There's no weight on the outer underinflated tire.
Grizzly,
Can you have the person running this configuration use an IR temp gage and post to us the tire temp difference between the under and normally inflated tires? That, and a wear indication gage, would be the only way to tell if this can be done over time ... at $150 per tire, I'm not sure the fuel saving would be worth it if a tire failed due to overheating.
Have you ever had a tire go flat on one of the dual's? How many days until you discovered that you had a flat tire? It's happen to me at least twice and many days went by before I discovered the flat. The last time was two years ago on our last leg home from Alaska. I checked all the tires that morning, as I do every morning while towing. We had the Lance camper on the truck.
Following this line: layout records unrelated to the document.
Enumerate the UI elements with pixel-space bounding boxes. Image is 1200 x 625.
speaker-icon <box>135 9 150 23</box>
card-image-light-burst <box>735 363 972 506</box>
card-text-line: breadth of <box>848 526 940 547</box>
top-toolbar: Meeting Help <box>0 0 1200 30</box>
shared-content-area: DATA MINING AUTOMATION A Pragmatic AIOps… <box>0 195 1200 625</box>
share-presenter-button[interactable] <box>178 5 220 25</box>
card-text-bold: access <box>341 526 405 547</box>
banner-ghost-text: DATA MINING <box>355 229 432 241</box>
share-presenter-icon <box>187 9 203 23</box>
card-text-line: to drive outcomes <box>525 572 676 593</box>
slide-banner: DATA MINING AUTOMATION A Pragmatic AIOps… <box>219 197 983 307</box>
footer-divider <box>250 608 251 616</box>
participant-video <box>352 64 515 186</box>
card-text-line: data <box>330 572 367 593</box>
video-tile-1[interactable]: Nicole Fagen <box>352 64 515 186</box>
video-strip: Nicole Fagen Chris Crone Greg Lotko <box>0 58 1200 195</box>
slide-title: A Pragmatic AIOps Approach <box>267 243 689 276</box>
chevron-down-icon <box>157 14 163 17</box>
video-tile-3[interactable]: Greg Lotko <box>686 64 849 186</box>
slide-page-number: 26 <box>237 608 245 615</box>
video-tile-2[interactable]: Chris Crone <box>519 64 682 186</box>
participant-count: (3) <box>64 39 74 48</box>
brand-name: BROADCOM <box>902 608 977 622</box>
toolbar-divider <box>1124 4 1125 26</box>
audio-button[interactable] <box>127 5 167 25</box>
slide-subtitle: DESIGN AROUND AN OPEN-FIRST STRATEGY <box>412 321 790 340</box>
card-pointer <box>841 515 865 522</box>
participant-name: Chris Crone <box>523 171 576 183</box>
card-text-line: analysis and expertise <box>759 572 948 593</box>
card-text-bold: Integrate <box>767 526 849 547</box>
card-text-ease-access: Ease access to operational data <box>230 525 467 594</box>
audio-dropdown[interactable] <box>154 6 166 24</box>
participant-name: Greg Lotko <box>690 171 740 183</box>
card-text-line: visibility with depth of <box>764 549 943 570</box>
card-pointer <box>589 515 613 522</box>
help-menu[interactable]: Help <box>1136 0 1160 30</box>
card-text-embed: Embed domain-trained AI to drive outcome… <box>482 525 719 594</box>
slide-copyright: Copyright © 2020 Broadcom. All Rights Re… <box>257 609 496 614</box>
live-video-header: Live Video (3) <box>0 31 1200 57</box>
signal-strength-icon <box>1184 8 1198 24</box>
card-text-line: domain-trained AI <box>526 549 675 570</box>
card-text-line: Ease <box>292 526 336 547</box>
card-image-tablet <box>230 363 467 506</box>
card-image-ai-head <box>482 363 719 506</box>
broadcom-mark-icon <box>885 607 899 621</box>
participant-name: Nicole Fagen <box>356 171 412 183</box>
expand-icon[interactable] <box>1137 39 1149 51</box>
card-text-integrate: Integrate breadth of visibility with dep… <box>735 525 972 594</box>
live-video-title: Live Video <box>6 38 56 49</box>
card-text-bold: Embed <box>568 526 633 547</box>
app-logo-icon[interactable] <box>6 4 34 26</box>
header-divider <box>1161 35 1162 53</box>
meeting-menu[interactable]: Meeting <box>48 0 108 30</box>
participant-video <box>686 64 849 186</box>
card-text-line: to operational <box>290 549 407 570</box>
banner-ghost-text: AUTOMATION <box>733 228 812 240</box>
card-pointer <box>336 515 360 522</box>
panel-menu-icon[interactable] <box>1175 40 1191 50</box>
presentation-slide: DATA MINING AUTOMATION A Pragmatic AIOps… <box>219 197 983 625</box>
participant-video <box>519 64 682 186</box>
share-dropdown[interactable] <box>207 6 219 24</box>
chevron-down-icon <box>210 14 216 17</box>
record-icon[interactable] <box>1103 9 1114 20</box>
While at home I discovered the flat a few days later. No telling how many miles I drove the truck with one flat dually. Nothing happened to the tire, I had it fixed and all is still well. Now, I have a IR Fluke and I check all the tires every time we stop.
I may try your suggestion with no load on the truck.
When calculating the air pressure required on mine when unloaded after weighing at the scale I should be running around 25PSI and refuse to run less than 30 and that is what I have in them, even wear. 30 lbs minus 20 means my outside is basically flat I don't flat I don't think so.
Never had a dually flat, but had one tire low --- all the other 3 ran 90-95 deg and the low one ran 130 deg. This was towing a trailer with 900 lb tounge wt and 800 lbs in the bed... .
Not sure what temp drives tire degradation --- I use the IR all the time for truck/trailer tires and trailer bearings. Invaluable tool.